Review of Anamorph

Anamorph (2007)
6/10
A poor man's Se7en
30 June 2012
This movie was recommended by a friend as a psychological thriller and it is clearly what it attempted to be. However, while having a weird enough story, it was never clear enough, nor did it provide a way to really understand any of the characters. Some of the obvious points that the characters missed also damaged the feel of the film.

What it is about: a detective is haunted by the last case he worked on, a serial killer case that he probably solved, since killing the only suspect in self defence stopped the killings. And now a copy cat appears, just as annoyingly pretending to be an artist while killing people and having an unhealthy obsession with our detective. But it he really only a copy cat?
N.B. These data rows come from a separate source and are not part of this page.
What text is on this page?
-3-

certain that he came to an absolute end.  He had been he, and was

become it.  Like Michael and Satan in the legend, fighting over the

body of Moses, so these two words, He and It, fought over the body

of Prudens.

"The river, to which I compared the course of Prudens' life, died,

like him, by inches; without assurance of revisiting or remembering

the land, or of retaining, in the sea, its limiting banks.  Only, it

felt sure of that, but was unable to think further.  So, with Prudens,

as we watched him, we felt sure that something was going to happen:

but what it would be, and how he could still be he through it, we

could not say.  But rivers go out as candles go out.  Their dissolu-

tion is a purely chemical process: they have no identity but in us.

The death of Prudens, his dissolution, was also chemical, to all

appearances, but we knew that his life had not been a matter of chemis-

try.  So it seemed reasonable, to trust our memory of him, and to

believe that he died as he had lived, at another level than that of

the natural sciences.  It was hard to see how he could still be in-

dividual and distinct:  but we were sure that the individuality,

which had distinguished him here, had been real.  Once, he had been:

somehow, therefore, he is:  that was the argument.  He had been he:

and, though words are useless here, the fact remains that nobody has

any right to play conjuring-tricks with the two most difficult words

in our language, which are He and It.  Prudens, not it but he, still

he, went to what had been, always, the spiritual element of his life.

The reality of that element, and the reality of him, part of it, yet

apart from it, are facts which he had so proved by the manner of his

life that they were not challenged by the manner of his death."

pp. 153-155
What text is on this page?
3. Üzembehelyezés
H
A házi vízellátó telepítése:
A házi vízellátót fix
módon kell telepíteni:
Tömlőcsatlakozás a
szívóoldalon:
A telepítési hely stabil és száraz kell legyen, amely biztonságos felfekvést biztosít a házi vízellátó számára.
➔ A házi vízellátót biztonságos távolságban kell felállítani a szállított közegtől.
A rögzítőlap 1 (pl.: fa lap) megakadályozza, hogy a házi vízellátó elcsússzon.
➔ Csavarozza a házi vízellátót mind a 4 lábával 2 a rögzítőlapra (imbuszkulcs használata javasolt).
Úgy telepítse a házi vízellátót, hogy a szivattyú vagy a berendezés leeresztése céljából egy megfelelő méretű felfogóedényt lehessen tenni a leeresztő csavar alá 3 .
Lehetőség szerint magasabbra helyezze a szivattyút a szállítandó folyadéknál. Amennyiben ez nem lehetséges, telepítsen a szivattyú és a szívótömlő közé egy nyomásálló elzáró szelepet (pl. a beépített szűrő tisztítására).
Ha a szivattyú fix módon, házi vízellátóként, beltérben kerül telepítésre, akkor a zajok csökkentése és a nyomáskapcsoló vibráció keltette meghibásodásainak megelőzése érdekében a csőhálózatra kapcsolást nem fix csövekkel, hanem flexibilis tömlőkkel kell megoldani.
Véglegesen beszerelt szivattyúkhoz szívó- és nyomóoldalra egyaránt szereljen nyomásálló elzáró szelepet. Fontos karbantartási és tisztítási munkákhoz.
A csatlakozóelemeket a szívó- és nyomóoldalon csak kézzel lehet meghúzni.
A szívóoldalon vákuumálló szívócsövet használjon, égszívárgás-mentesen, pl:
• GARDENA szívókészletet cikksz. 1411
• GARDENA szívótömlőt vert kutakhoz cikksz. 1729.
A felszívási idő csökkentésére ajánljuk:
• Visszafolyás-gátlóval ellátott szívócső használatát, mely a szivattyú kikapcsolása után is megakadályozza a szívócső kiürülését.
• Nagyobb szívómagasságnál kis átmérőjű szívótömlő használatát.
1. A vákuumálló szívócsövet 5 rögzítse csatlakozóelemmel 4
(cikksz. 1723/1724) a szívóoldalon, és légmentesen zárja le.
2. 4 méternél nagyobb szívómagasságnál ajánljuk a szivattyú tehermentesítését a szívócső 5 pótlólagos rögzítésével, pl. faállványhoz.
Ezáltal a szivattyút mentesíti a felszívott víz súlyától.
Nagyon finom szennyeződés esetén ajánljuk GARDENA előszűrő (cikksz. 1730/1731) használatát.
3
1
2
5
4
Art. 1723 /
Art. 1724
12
A very good cast should have provided more entertainment in this film. The detective is Willem Dafoe, his art friend is Peter Stormare, the wannabe rookie is Scott Speedman, James Rebhorn is somewhere around and both Clea DuVall and Amy Carlson have ridiculously small roles. Extra points to who recognises the detective's neighbour, reduced to 30 second roles in obscure movies.

As such, the script looked similar to Se7en, a much better movie from 12 years before. Dafoe's character was obscure and hard to empathise with and any other role was minimal, including the one of the killer. The relation to anamorphism is interesting, but not challenging in any way: you get better from the Wikipedia article than from the film. This movie failed.